Beata Sirowy
# Apache Kafka Python client
Based on the IBM Data Engineering Professional Certificate, _ETL and Data Pipelines with Shell, Airflow and Kafka_  <br> Images' copyright: IBM Skills Network 

- Kafka has a distributed client-server architecture. 
- For the server side, Kafka is a cluster with many associated servers called broker, acting as the event broker to receive, store, and distribute events. 
- It also has some servers that run "Kafka Connect" to import and export data as event streams. 

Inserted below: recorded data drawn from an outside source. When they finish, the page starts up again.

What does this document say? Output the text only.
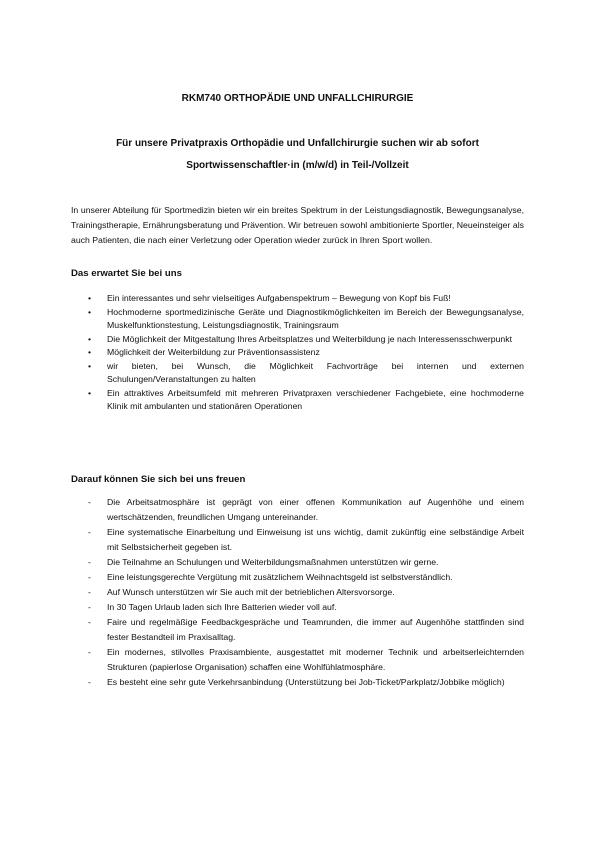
RKM740 ORTHOPÄDIE UND UNFALLCHIRURGIE
Für unsere Privatpraxis Orthopädie und Unfallchirurgie suchen wir ab sofort
Sportwissenschaftler·in (m/w/d) in Teil-/Vollzeit
In unserer Abteilung für Sportmedizin bieten wir ein breites Spektrum in der Leistungsdiagnostik, Bewegungsanalyse, Trainingstherapie, Ernährungsberatung und Prävention. Wir betreuen sowohl ambitionierte Sportler, Neueinsteiger als auch Patienten, die nach einer Verletzung oder Operation wieder zurück in Ihren Sport wollen.
Das erwartet Sie bei uns
• Ein interessantes und sehr vielseitiges Aufgabenspektrum – Bewegung von Kopf bis Fuß!
• Hochmoderne sportmedizinische Geräte und Diagnostikmöglichkeiten im Bereich der Bewegungsanalyse, Muskelfunktionstestung, Leistungsdiagnostik, Trainingsraum
• Die Möglichkeit der Mitgestaltung Ihres Arbeitsplatzes und Weiterbildung je nach Interessensschwerpunkt
• Möglichkeit der Weiterbildung zur Präventionsassistenz
• wir bieten, bei Wunsch, die Möglichkeit Fachvorträge bei internen und externen Schulungen/Veranstaltungen zu halten
• Ein attraktives Arbeitsumfeld mit mehreren Privatpraxen verschiedener Fachgebiete, eine hochmoderne Klinik mit ambulanten und stationären Operationen
Darauf können Sie sich bei uns freuen
- Die Arbeitsatmosphäre ist geprägt von einer offenen Kommunikation auf Augenhöhe und einem wertschätzenden, freundlichen Umgang untereinander.
- Eine systematische Einarbeitung und Einweisung ist uns wichtig, damit zukünftig eine selbständige Arbeit mit Selbstsicherheit gegeben ist.
- Die Teilnahme an Schulungen und Weiterbildungsmaßnahmen unterstützen wir gerne.
- Eine leistungsgerechte Vergütung mit zusätzlichem Weihnachtsgeld ist selbstverständlich.
- Auf Wunsch unterstützen wir Sie auch mit der betrieblichen Altersvorsorge.
- In 30 Tagen Urlaub laden sich Ihre Batterien wieder voll auf.
- Faire und regelmäßige Feedbackgespräche und Teamrunden, die immer auf Augenhöhe stattfinden sind fester Bestandteil im Praxisalltag.
- Ein modernes, stilvolles Praxisambiente, ausgestattet mit moderner Technik und arbeitserleichternden Strukturen (papierlose Organisation) schaffen eine Wohlfühlatmosphäre.
- Es besteht eine sehr gute Verkehrsanbindung (Unterstützung bei Job-Ticket/Parkplatz/Jobbike möglich)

![image.png](attachment:image.png)

__Producers__ send or publish  data to the Topic  and the __consumers__ subscribe to the topic to receive data. Kafka uses a TCP-based network communication protocol to exchange data between clients and servers.

## Kafka-python package

kafka-python is a Python client for the Apache Kafka distributed stream processing system, which aims to provide similar functionalities as the main Kafka Java client. 

With kafka-python, you can easily interact with your Kafka server on tasks such as managing topics, publishing, and consuming messages in Python programming language.



1. We install kafka-python using pip3 installer to use it with a Python client.

__pip3 install kafka-python__

2. In the terminal, we create a file named admin.py

__touch admin py__

We open the file in edit mode and continue with Python code. 

3. In the next step we define KafkaAdminClient. The code  

The main purpose of KafkaAdminClient class is to enable fundamental administrative management operations on kafka server such as creating/deleting topic, retrieving, and updating topic configurations and so on.

To use KafkaAdminClient, you first need to define and create a KafkaAdminClient object.

In [None]:
admin_client = KafkaAdminClient(bootstrap_servers="localhost:9092", client_id='test')

- bootstrap_servers="localhost:9092" argument specifies the host/IP and port that the consumer should contact to bootstrap initial cluster metadata
- client_id specifies an id of current admin client

The most common use of the admin_client is managing topics, such as creating and deleting topics. 

4. To create topics, you must first define an empty topic list:

In [None]:
topic_list = []

5. Then, you use the NewTopic class to create a topic with name, partition, and replication factors. For example, name equals bankbranch, partition nums equals 2, and replication factor equals 1.


In [None]:
new_topic = NewTopic(name="bankbranch", num_partitions= 2, replication_factor=1)
topic_list.append(new_topic)

6. You can use create_topics(...) method to create topics.


In [None]:
admin_client.create_topics(new_topics=topic_list)

Note: The create topic operation used above is equivalent to using kafka-topics.sh --topic in Kafka CLI client.

__Summing up__ we created the following code (saved as admin.py):

In [None]:
from kafka.admin import KafkaAdminClient,NewTopic
admin_client = KafkaAdminClient(bootstrap_servers="localhost:9092", client_id='test')
topic_list = []
new_topic = NewTopic(name="bankbranch", num_partitions= 2, replication_factor=1)
topic_list.append(new_topic)
admin_client.create_topics(new_topics=topic_list)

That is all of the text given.